5.11.5 Exercise 5 (stretch): Averaging vs concatenating outcomes
augsynth_multiout can combine outcomes by averaging their pre-periods (combine_method = "avg") or by stacking them (combine_method = "concat"). Refit the three-outcome Borealis model both ways and compare the per-outcome ATTs.
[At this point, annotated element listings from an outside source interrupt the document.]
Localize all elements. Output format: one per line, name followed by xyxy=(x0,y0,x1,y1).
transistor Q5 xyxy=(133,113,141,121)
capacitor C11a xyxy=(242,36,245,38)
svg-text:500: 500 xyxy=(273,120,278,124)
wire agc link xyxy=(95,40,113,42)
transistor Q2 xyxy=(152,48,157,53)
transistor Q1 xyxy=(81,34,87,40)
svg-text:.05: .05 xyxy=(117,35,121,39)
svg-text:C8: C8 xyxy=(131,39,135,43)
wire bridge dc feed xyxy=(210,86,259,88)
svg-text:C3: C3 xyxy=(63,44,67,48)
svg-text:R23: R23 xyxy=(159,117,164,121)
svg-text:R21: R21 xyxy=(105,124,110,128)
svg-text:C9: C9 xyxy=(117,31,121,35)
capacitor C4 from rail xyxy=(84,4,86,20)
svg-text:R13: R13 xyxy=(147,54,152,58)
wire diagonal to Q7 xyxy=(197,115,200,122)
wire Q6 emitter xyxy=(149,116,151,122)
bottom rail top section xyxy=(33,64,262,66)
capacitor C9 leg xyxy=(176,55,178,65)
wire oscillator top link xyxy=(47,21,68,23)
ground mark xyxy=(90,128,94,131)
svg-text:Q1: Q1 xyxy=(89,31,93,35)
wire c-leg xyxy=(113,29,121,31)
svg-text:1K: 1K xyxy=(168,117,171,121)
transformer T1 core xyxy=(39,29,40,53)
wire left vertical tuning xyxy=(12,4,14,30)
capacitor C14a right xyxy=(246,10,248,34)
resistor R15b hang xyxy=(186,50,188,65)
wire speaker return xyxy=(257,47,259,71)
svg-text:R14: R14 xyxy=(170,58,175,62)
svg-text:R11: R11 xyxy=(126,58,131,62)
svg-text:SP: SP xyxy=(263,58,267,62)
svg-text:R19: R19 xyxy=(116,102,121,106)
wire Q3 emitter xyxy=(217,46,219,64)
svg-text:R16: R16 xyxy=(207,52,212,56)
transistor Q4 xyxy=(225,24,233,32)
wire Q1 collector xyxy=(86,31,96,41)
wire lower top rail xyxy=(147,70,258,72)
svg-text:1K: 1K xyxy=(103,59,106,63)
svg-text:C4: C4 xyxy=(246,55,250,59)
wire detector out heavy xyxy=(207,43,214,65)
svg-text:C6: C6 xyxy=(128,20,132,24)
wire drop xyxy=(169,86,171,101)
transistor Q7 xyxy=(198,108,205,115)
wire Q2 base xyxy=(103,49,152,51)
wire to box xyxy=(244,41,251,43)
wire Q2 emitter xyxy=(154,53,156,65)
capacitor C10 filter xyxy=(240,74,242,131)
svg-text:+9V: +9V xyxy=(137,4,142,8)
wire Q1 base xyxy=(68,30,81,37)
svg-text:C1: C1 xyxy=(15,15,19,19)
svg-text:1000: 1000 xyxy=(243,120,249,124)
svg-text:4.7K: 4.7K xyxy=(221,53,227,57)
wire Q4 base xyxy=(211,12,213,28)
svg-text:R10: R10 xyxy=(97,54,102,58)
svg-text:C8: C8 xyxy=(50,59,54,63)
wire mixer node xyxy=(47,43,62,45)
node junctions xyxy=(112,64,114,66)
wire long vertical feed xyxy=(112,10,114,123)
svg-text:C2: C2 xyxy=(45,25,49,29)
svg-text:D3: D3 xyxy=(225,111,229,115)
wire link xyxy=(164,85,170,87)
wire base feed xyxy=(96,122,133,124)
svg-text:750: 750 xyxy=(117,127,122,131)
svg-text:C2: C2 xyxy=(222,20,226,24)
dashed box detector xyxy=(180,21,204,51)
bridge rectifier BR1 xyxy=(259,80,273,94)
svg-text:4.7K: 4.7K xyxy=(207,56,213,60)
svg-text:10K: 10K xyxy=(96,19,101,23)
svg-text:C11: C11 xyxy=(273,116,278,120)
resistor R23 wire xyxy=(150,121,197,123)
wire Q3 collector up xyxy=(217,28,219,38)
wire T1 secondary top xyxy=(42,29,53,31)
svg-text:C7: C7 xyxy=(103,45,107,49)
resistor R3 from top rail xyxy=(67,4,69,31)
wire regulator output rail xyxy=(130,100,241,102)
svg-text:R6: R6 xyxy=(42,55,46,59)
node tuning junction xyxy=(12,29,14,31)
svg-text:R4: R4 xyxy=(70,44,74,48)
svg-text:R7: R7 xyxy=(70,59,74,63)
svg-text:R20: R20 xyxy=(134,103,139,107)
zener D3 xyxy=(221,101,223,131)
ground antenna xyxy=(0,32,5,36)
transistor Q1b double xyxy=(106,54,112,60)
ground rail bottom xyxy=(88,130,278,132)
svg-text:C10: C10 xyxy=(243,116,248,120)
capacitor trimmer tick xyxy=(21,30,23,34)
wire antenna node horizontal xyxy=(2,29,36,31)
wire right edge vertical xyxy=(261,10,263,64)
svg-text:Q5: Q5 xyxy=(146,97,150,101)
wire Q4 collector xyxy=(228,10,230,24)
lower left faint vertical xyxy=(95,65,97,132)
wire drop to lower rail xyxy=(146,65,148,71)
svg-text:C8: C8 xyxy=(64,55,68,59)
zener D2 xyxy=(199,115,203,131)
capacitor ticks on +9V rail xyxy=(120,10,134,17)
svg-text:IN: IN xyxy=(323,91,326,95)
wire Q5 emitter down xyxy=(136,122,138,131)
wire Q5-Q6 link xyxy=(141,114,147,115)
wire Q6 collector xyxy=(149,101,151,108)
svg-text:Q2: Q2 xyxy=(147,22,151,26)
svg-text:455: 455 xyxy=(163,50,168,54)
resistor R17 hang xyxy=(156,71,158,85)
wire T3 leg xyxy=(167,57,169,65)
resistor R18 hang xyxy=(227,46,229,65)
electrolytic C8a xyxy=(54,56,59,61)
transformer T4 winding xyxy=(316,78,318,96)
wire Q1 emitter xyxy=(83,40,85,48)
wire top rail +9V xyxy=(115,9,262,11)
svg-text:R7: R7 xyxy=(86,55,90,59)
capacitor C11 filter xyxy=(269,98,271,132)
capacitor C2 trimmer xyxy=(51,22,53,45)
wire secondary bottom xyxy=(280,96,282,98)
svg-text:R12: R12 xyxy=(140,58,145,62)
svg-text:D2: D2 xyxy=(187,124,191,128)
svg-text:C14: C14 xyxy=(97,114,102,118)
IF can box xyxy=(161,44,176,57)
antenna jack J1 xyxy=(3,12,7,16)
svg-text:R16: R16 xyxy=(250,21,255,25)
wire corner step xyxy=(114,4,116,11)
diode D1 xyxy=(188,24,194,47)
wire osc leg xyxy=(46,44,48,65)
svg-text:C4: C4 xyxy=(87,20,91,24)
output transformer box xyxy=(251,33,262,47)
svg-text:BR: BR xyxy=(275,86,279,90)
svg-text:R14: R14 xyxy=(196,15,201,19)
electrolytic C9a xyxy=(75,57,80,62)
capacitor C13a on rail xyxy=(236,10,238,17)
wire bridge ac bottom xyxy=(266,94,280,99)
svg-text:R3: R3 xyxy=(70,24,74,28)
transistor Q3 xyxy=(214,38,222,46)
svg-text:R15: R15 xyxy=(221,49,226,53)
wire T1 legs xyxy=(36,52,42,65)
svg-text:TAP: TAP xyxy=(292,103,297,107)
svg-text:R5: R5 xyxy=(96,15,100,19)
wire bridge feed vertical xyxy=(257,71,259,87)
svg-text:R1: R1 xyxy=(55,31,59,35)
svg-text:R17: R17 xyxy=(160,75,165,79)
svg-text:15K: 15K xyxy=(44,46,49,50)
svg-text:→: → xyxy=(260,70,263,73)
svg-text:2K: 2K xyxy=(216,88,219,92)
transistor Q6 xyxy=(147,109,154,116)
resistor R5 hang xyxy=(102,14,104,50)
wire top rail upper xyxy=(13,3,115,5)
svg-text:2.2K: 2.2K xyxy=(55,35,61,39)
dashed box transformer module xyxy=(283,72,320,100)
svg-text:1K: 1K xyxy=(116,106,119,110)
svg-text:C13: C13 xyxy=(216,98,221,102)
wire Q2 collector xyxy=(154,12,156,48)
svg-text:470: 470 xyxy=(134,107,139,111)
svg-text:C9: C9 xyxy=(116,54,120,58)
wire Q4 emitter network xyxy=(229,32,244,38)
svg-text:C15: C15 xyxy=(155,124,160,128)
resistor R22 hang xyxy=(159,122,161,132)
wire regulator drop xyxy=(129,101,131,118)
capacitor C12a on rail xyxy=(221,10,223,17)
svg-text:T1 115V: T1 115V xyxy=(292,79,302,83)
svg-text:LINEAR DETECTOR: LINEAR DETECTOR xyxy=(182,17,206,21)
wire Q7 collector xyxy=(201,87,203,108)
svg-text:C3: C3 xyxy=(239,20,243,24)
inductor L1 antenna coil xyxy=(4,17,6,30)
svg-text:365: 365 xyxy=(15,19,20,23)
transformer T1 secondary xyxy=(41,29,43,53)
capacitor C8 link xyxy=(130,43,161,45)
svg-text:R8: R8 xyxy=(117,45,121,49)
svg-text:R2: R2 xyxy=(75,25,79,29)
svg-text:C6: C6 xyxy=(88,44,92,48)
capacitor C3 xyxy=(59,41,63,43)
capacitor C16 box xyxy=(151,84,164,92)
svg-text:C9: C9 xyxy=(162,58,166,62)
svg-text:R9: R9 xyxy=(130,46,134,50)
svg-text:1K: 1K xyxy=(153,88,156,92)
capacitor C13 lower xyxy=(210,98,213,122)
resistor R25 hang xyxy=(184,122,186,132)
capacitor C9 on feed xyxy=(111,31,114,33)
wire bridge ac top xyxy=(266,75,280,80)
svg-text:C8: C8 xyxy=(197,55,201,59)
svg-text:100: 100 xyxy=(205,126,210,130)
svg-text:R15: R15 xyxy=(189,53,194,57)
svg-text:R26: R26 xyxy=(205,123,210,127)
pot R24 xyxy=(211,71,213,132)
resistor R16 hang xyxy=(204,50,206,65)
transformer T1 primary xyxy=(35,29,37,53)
Does the combination rule change the story?
Code
ex5 <- map_dfr(c("avg", "concat"), function(cm) {
fit <- augsynth_multiout(cigsale + mortality + taxrev ~ trt,
unit = state, time = year, t_int = 1989,
data = sub1, progfunc = "ridge", scm = TRUE,
combine_method = cm)
summary(fit, inf = FALSE)$average_att |>
as_tibble() |>
filter(Outcome != "Average") |>
transmute(Outcome, combine_method = cm, ATT = Estimate)
}) cigsale mortality taxrev
1 -31.46803 -2.802104 45.119
cigsale mortality taxrev
1 -24.39858 -9.225984 50.00512
Code
ex5 |>
pivot_wider(names_from = combine_method, values_from = ATT) |>
gt_pretty(decimals = 2)| Outcome | avg | concat |
|---|---|---|
| cigsale | −31.47 | −24.4 |
| mortality | −2.8 | −9.23 |
| taxrev | 45.12 | 50.01 |
The two rules weight the outcomes’ pre-periods differently when searching for the common donor mix, so the per-outcome ATTs shift — but the qualitative story (sales down, mortality down, revenue up) is stable across both. When the combination rule flips a sign or a significance verdict, that is a signal the joint fit is straining to serve outcomes that want different donors.